Offshore-Fonds Im Allgemeinen Fonds, die im Ausland aufgelegt werden; im Besonderen Fonds, die in weitgehend liberalisierten Finanzoasen beheimatet sind.

Option Recht, beispielsweise Aktien oder Devisen zu einem vorher bestimmten Zeitpunkt und einem vorab vereinbarten Preis von einem Vertragspartner zu kaufen oder an diesen zu verkaufen.

Over-the-Counter (OTC) Handel mit Finanzprodukten außerhalb einer Börse.

Pensionsfonds Ein vom Unternehmen ausgegliedertes Sondervermögen zum Zweck der Finanzierung der betrieblichen Altersversorgung der Beschäftigten.

Pfandbrief Besonders sicheres Wertpapier, das entweder durch Hypotheken oder Grundschulden abgesichert ist oder durch die Garantien eines öffentlichen Haushaltes.

Portefeuille (Portfolio) Alle Finanzprodukte, die eine Bank, ein Unternehmen oder ein privater Haushalt besitzen.

Private-Equity (»Heuschrecken«) Kapital, das private Gesellschaften in nicht-börsennotierte Unternehmen investieren; häufig um ein Unternehmen aufzukaufen und in Einzelteile filetiert weiterzuveräußern. Das Kapital dazu wird häufig in einem Fonds gesammelt (Private-Equity-Fonds).

Rating Einstufung von Banken, Unternehmen, Staaten und von ihnen herausgegebenen Wertpapieren nach deren Bonität.

Refinanzierung Wenn sich Geschäftsbanken bei ihren Sparkunden, anderen Banken oder der Zentralbank Geld leihen, um beispielsweise Kredite zu vergeben.

Rendite Die Rendite gibt den Gewinn einer Investition wieder.
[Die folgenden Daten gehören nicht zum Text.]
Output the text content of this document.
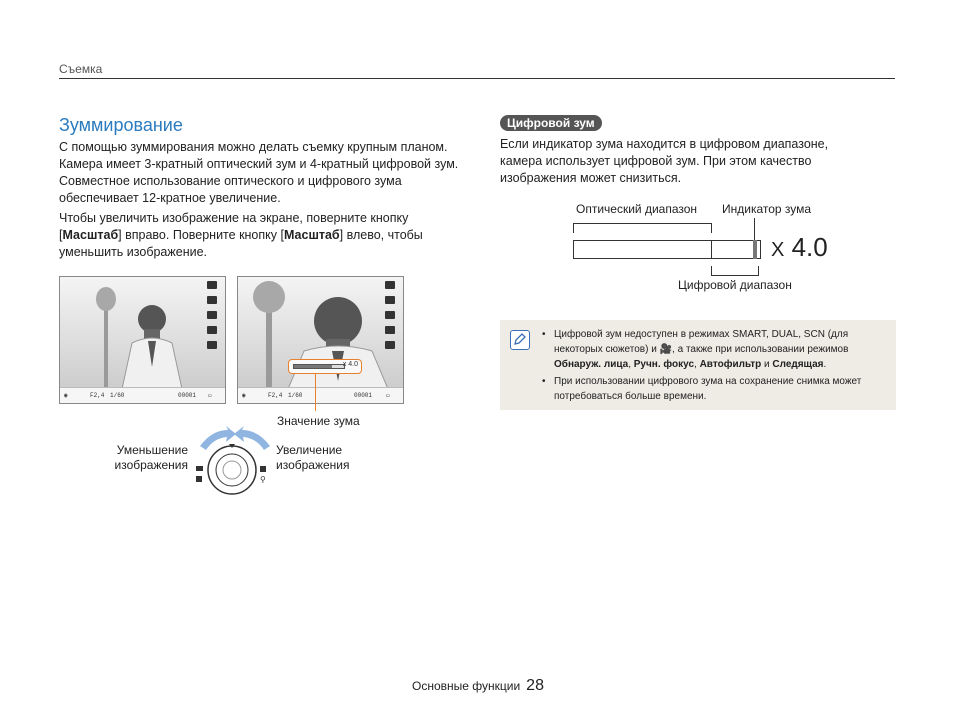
Съемка
Зуммирование

С помощью зуммирования можно делать съемку крупным планом. Камера имеет 3-кратный оптический зум и 4-кратный цифровой зум. Совместное использование оптического и цифрового зума обеспечивает 12-кратное увеличение.

Чтобы увеличить изображение на экране, поверните кнопку [Масштаб] вправо. Поверните кнопку [Масштаб] влево, чтобы уменьшить изображение.

◉	F2,4 1/60	00001 ▭	◉	F2,4 1/60	00001 ▭
x 4.0
Значение зума
Уменьшение изображения
Увеличение изображения
⚲
Цифровой зум

Если индикатор зума находится в цифровом диапазоне, камера использует цифровой зум. При этом качество изображения может снизиться.

Оптический диапазон Индикатор зума
X 4.0
Цифровой диапазон
• Цифровой зум недоступен в режимах SMART, DUAL, SCN (для некоторых сюжетов) и 🎥, а также при использовании режимов Обнаруж. лица, Ручн. фокус, Автофильтр и Следящая.
• При использовании цифрового зума на сохранение снимка может потребоваться больше времени.
Основные функции 28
Die Rendite kann aus Zinsen, Dividenden oder realisierten Kurssteigerungen bestehen.

Rentenpapier Siehe Anleihe.

Rezession Konjunkturelle Abschwungsphase. Nach der gängigen Definition liegt eine Rezession vor, wenn das BIP in zwei aufeinander folgenden Quartalen im Vergleich zu den Vorjahresquartalen stagniert oder schrumpft.
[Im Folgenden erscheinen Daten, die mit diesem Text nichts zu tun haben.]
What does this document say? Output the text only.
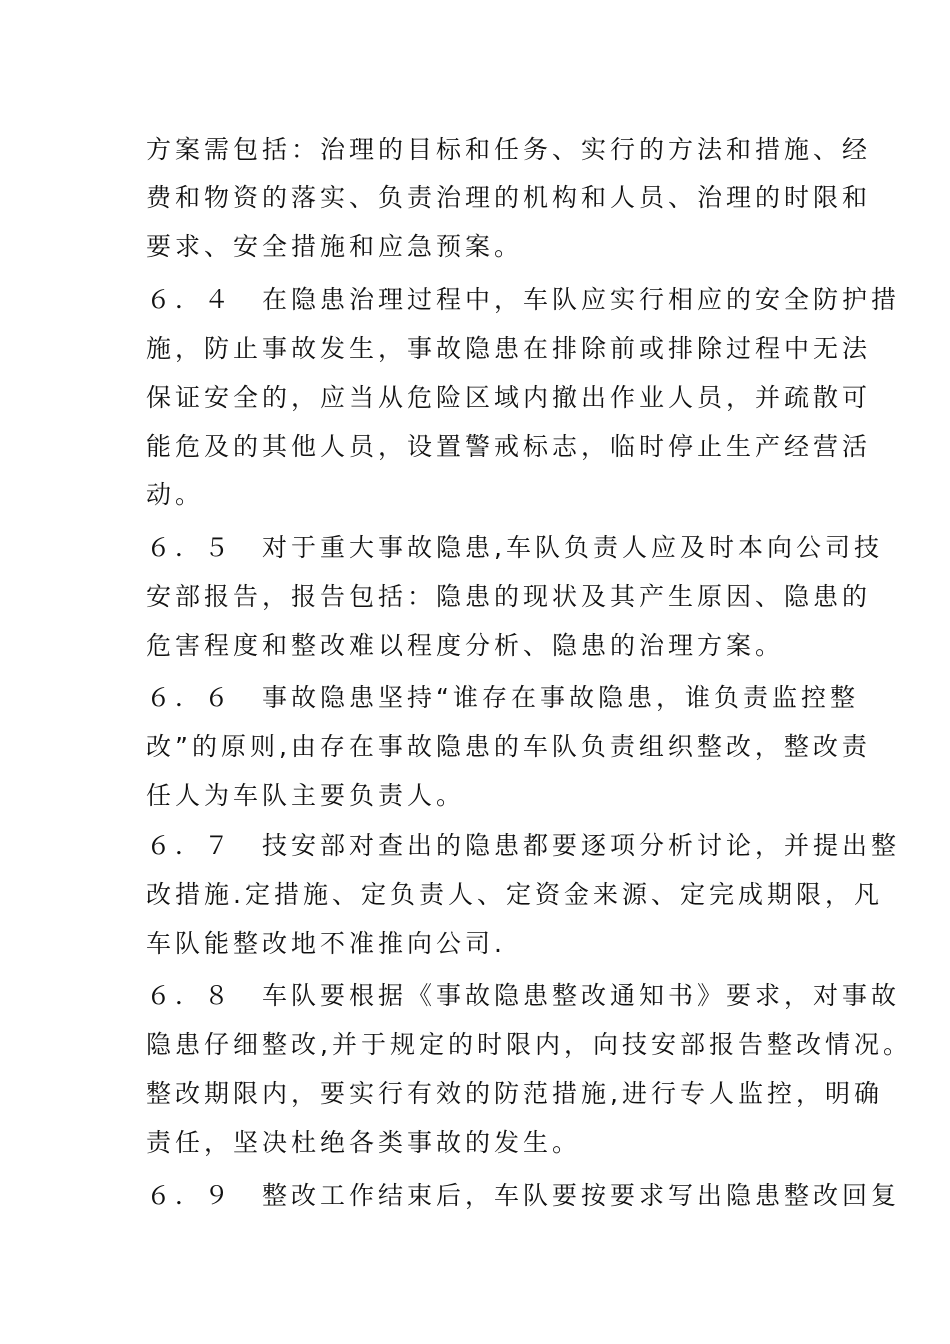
方案需包括：治理的目标和任务、实行的方法和措施、经
费和物资的落实、负责治理的机构和人员、治理的时限和
要求、安全措施和应急预案。
６．４　在隐患治理过程中，车队应实行相应的安全防护措
施，防止事故发生，事故隐患在排除前或排除过程中无法
保证安全的，应当从危险区域内撤出作业人员，并疏散可
能危及的其他人员，设置警戒标志，临时停止生产经营活
动。
６．５　对于重大事故隐患,车队负责人应及时本向公司技
安部报告，报告包括：隐患的现状及其产生原因、隐患的
危害程度和整改难以程度分析、隐患的治理方案。
６．６　事故隐患坚持“谁存在事故隐患，谁负责监控整
改”的原则,由存在事故隐患的车队负责组织整改，整改责
任人为车队主要负责人。
６．７　技安部对查出的隐患都要逐项分析讨论，并提出整
改措施.定措施、定负责人、定资金来源、定完成期限，凡
车队能整改地不准推向公司.
６．８　车队要根据《事故隐患整改通知书》要求，对事故
隐患仔细整改,并于规定的时限内，向技安部报告整改情况。
整改期限内，要实行有效的防范措施,进行专人监控，明确
责任，坚决杜绝各类事故的发生。
６．９　整改工作结束后，车队要按要求写出隐患整改回复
Risiko Bezogen auf ein Finanzgeschäft die Wahrscheinlichkeit, mit der ein Finanzprodukt nicht den gewünschten Erfolg hat. Im schlimmsten Fall besteht das Risiko darin, das gesamte eingesetzte Kapital zu verlieren.
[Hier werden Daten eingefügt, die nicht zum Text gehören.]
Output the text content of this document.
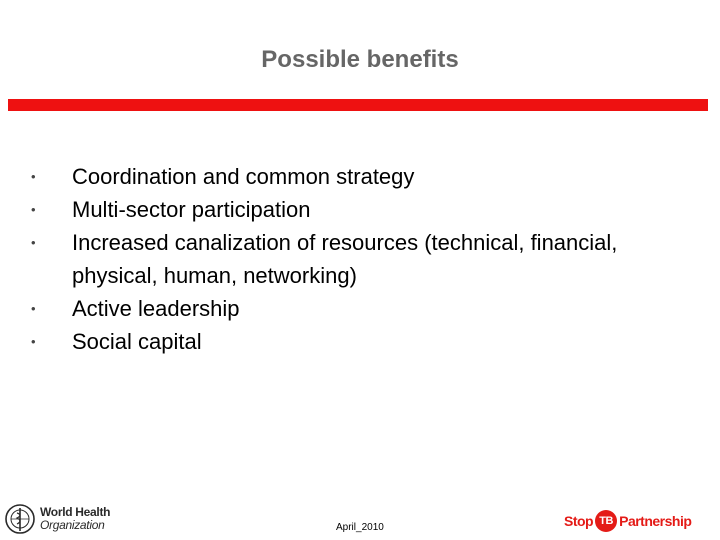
Possible benefits
• Coordination and common strategy
• Multi-sector participation
• Increased canalization of resources (technical, financial, physical, human, networking)
• Active leadership
• Social capital
World Health
Organization	April_2010	Stop TB Partnership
Schattenbank (Zweckgesellschaft) Unternehmen, das – oft in Finanzoasen angesiedelt – bankähnliche Geschäfte betreibt, ohne den gesetzlichen Vorgaben einer Bank zu unterliegen. Meist wird die Schattenbank nur für einen bestimmten Zweck gegründet.

Schrottpapiere (Ramschpapiere) Anleihen, zurzeit vornehmlich Staatsanleihen, deren Kurswert weit unterhalb des Nennwertes liegt. Siehe auch Junk-Bond.

Schuldverschreibung Anleihe/Rentenpapier, mit dem der Gläubiger dem Aussteller der Schuldverschreibung (Emittent) einen bestimmten Betrag für eine gewisse Zeit überlässt. Emittenten sind staatliche Stellen (öffentliche Anleihen), Banken (Bankschuldverschreibungen, Pfandbriefe) und Industrieunternehmen (Industrieanleihen).

Shareholder-Value Wörtlich Aktionärswert. Eine Zielgröße, die den Erfolg eines Unternehmens hauptsächlich oder allein am Börsenkurs misst. Dies führt zu einer besonders aggressiven Geschäftspolitik durch den Vorstand, der vor allem auf kurzfristige Profite abzielt, um den Aktienkurs des Unternehmens zugunsten der Aktionäre (Eigentümer) in die Höhe zu treiben. Investitionen, die erst auf mittlere oder lange Sicht Erträge versprechen, unterbleiben oft.

Short-Seller Siehe Leerverkauf.

Soffin (Sonderfonds Finanzmarktstabilisierung) Ein Sonderfonds des Bundes, der im Oktober 2008 eingerichtet wurde, um die Banken zu stützen. 2012 wurde der Rettungsfonds reaktiviert.

Solvabilität Eigenkapitalausstattung von Unternehmen, hier besonders Versicherer.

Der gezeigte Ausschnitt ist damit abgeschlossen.